Si dirà: “Ha lottato per i diritti civili, come il divorzio o l’aborto”. Ma i fatti storici dicono altro. Loris Fortuna ed Antonio Baslini, che aprirono la strada alla legge sul divorzio, non ebbero alcun funerale di Stato. Stessa sorte per le figure che concretizzarono la legge sulla IVG, come Giglia Tedesco, capace di battersi con coraggio anche contro le resistenze interne al proprio partito.
Nessun funerale di Stato fu mai concesso a Franco Basaglia (l’uomo della riforma psichiatrica), a Gino Giugni (padre dello Statuto dei Lavoratori), o ad Beniamino Andreatta. E che dire di Tina Anselmi? Una figura che ha dato al Paese un contributo istituzionale e sociale immensamente superiore a quello della Bonino – a lei dobbiamo la nascita del Servizio Sanitario Nazionale e la firma sulla legge 194 – eppure non le fu accordata questa solennità.
Nemmeno ai Padri Fondatori dell’Unione Europea vennero riservate esequie di questo tipo. Nemmeno a pilastri del giornalismo come Enzo Biagi o Indro Montanelli.
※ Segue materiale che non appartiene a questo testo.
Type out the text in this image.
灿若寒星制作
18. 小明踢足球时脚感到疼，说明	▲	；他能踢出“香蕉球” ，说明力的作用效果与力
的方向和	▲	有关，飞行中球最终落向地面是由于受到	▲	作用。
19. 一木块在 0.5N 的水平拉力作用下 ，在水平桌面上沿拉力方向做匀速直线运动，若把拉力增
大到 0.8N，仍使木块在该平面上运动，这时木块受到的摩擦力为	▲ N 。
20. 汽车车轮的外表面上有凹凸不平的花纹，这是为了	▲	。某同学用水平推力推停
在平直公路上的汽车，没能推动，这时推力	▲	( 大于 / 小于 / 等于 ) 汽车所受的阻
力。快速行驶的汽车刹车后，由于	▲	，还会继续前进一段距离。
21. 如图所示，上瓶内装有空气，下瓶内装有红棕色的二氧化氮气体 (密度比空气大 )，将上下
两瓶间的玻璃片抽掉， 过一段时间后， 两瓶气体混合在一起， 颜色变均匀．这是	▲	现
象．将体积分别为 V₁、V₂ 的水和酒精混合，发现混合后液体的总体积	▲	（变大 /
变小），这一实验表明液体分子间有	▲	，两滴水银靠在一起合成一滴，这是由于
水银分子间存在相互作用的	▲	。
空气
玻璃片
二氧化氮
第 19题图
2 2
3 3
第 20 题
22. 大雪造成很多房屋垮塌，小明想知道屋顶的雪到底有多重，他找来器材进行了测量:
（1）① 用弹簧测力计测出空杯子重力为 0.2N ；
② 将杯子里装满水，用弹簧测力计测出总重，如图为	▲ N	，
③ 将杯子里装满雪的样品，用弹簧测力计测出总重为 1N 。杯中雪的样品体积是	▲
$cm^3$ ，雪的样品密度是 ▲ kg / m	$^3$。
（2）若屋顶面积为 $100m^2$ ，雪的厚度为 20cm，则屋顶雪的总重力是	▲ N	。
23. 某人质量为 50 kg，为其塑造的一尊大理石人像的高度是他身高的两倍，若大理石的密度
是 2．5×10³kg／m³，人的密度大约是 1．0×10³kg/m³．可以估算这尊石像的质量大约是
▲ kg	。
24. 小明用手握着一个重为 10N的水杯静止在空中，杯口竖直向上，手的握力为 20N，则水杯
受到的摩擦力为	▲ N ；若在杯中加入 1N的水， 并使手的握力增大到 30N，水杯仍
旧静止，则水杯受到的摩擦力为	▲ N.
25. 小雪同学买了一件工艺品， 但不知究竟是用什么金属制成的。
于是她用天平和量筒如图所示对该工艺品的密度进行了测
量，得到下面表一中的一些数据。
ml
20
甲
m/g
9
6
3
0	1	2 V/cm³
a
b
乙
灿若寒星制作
E allora qual è la reale motivazione?
Promuovere a modello nazionale chi ha contribuito a un’idea di società individualista, fondata sulla svalutazione della persona e sullo sfruttamento pragmatico del lavoro, appare una forzatura storica e politica. Senza la decisione di concedere i funerali di Stato, queste considerazioni sarebbero rimaste nel cassetto. Ma di fronte alla trasformazione di una figura così controversa in un simbolo di Stato, il dissenso resta un dovere di chiarezza.